逃げていく2人を、クレオンという少年は、冷ややかに見ているだけだった。
「ふざけやがって!」
ヨアヒムは、男の身体に致命傷にならないような場所を選んで何度もナイフを刺した。
男は一言も声を出さなかったが、その顔は苦痛に歪んでいる。
そしてもはや体を丸め、何もできない男をそれでもヨアヒムはナイフで薄く切り裂く。
エリカの手があたしの肩から離れた。彼女は、握った手を口にあて、目の前の光景を信じられないもののように凝視していた。
あたしは歩いて男とヨアヒムのところへと行った。そして剣を抜き、男の背中から、心臓を貫く。なぜ、そんなことができたのか、理解に苦しみながら。
「何しやがんだ!」
ヨアヒムは、あたしの頬にナイフを当てた。
「こいつは反逆者です。あたし、憎くて、刺しました」
「ああ? 俺の興奮をお前が静めてくれんのか!」
ヨアヒムの目は血走っていた。身体が顫えている。
「解体しちまうぞ!」
「やめとけよ……」
いつのまにか近くに来ていたクレオンという少年。
「俺に命令するな、クレオン!」
ナイフが突き出された。それよりも素早く、クレオンが腰の鞘から剣を抜いていた。ナイフの刃が剣の腹に当たる。
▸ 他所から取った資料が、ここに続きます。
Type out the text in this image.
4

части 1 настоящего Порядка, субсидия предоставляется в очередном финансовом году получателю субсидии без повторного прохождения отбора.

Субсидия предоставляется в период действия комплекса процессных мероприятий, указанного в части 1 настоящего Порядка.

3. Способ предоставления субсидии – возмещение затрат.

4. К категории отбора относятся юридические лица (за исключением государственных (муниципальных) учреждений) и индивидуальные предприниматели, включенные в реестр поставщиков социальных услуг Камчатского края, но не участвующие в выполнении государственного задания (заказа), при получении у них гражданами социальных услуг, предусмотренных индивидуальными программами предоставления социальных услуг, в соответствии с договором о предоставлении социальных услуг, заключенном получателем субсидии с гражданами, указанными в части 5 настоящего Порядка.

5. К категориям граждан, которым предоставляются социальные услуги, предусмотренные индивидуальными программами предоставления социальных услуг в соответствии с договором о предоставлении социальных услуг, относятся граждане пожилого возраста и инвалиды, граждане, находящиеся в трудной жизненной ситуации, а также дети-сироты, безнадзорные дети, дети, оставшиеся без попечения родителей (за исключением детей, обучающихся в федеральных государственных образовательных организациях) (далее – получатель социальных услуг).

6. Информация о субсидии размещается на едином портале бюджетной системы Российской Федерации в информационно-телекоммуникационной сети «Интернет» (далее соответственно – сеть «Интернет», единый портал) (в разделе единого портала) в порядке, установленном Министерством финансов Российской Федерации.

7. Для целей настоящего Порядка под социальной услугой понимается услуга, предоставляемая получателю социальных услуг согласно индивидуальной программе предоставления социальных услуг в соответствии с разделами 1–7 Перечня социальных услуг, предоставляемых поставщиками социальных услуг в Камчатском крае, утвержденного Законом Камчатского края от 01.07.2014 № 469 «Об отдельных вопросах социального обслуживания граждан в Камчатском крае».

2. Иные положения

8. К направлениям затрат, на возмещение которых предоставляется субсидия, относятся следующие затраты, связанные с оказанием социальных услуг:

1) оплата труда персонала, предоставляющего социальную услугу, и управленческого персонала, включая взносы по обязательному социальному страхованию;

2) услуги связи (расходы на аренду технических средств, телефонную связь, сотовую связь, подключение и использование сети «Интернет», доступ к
「総統から直接その手より賜った銀の剣。味わってみるか?」
「ここは、ナイフの距離だ。剣なんざ怖かねえんだよ」
2人は睨み合った。
「俺たちの敵は何だ?」
クレオンは、剣を下ろしながら、そう言った。
「ちっ、いつか殺す」
ヨアヒムは、ナイフを鞘に収める。そして、歩きだし、広場から出て行った。
「すまないな、お嬢さん」
そう言うとクレオンはあたしの頬に触れた。
「血は出てない。怪我はないようだな……」
「あ、ありがとう……」
あたしは、この人が悪い人に見えなくて、ついお礼を言った。
「女が戦争で、武器を持って戦うことで、この国で参政権を得たが、俺としては、もう、女に戦ってほしくないな……」
総統の地位は絶対だけど、その下の議会のメンバーは、選挙で選ばれる。貴族からなる議員だが。
あたしはなぜがカチンと来た。
「女も戦えますよ」
「戦えるさ。それは先の戦争で証明されている」
この少年の、醸し出す物悲しさはなんだろう。その美しい金色の瞳には、ときおり、闇の中に物言わず蓄積される泥に月光が走るように、僅かに陰鬱に輝く。
「価値観の問題って言うんですか」
「そう言うことだな」
クレオンは、抜き身だった剣を鞘に戻した。
「俺はクレオンという」
あたしは黙っていた。どう反応していいかわからなかった。
「お前、名前は?」
「シスナ……」
「いい名だ。覚えておくよ」
そうしてクレオンは去った。
あたしは……、絶命した男を見た。先まで喋っていた生命が、物言わぬ物体となって。このように、お父さんもお母さんも、死んだのだろう。
悲しみでも怒りでもなく、虚しさが、あたしの心の色だった。
「許せない……」
そう呟いたのは、エリカ・フォン・シュタットハーデンだった。